Auf rund 80 Prozent beziffern Insider die Wahrscheinlichkeit, dass von einem Lottogewinn nach zwei Jahren nichts mehr übrig ist. Im Gegenteil, das Risiko, sich hoch zu verschulden, steigt enorm. Und Psychologen wollen nachgewiesen haben, dass das subjektiv empfundene Glück schon wenige Wochen nach dem Gewinn auf dem gleichen Niveau liegt wie das von querschnittsgelähmten Unfallopfern.

Was in der Wirklichkeit wahrscheinlich ist, ist in der Fiktion Gesetz: Lottogewinne zerstören Ehen, zersetzen Familien, bringen Freunde gegeneinander auf und treiben in den Ruin.
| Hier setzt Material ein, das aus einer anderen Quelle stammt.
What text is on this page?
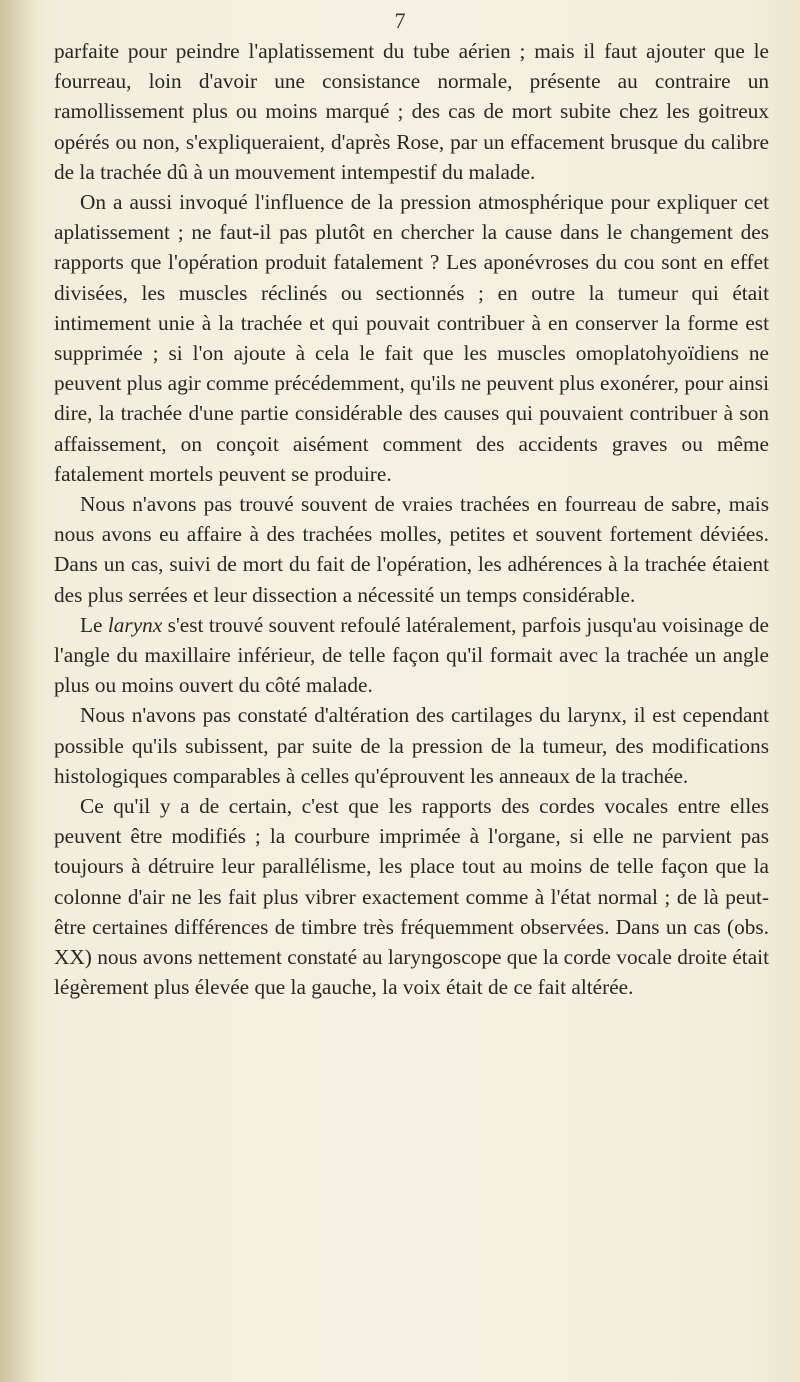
7

parfaite pour peindre l'aplatissement du tube aérien ; mais il faut ajouter que le fourreau, loin d'avoir une consistance normale, présente au contraire un ramollissement plus ou moins marqué ; des cas de mort subite chez les goitreux opérés ou non, s'expliqueraient, d'après Rose, par un effacement brusque du calibre de la trachée dû à un mouvement intempestif du malade.

On a aussi invoqué l'influence de la pression atmosphérique pour expliquer cet aplatissement ; ne faut-il pas plutôt en chercher la cause dans le changement des rapports que l'opération produit fatalement ? Les aponévroses du cou sont en effet divisées, les muscles réclinés ou sectionnés ; en outre la tumeur qui était intimement unie à la trachée et qui pouvait contribuer à en conserver la forme est supprimée ; si l'on ajoute à cela le fait que les muscles omoplatohyoïdiens ne peuvent plus agir comme précédemment, qu'ils ne peuvent plus exonérer, pour ainsi dire, la trachée d'une partie considérable des causes qui pouvaient contribuer à son affaissement, on conçoit aisément comment des accidents graves ou même fatalement mortels peuvent se produire.

Nous n'avons pas trouvé souvent de vraies trachées en fourreau de sabre, mais nous avons eu affaire à des trachées molles, petites et souvent fortement déviées. Dans un cas, suivi de mort du fait de l'opération, les adhérences à la trachée étaient des plus serrées et leur dissection a nécessité un temps considérable.

Le larynx s'est trouvé souvent refoulé latéralement, parfois jusqu'au voisinage de l'angle du maxillaire inférieur, de telle façon qu'il formait avec la trachée un angle plus ou moins ouvert du côté malade.

Nous n'avons pas constaté d'altération des cartilages du larynx, il est cependant possible qu'ils subissent, par suite de la pression de la tumeur, des modifications histologiques comparables à celles qu'éprouvent les anneaux de la trachée.

Ce qu'il y a de certain, c'est que les rapports des cordes vocales entre elles peuvent être modifiés ; la courbure imprimée à l'organe, si elle ne parvient pas toujours à détruire leur parallélisme, les place tout au moins de telle façon que la colonne d'air ne les fait plus vibrer exactement comme à l'état normal ; de là peut-être certaines différences de timbre très fréquemment observées. Dans un cas (obs. XX) nous avons nettement constaté au laryngoscope que la corde vocale droite était légèrement plus élevée que la gauche, la voix était de ce fait altérée.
Da ist das türkische Ehepaar in Ayse Polats Tragikomödie „Luks Glück“ keine Ausnahme, auch wenn die beiden es unbedingt richtig machen wollen: das Geld gut investieren (in ein Hotel in Kappadokien) und bloß nicht allen gleich von dem plötzlichen Reichtum erzählen. Ihr Sohn Luk (René Vaziri) hat mit seinem Anteil allerdings anderes vor: Er möchte mit seiner stimmbegabten Exfreundin Gül (Aylin Tezel) einen Song aufnehmen und ein Musikvideo dazu drehen. Aber vielleicht will er sie auch einfach nur zurückgewinnen.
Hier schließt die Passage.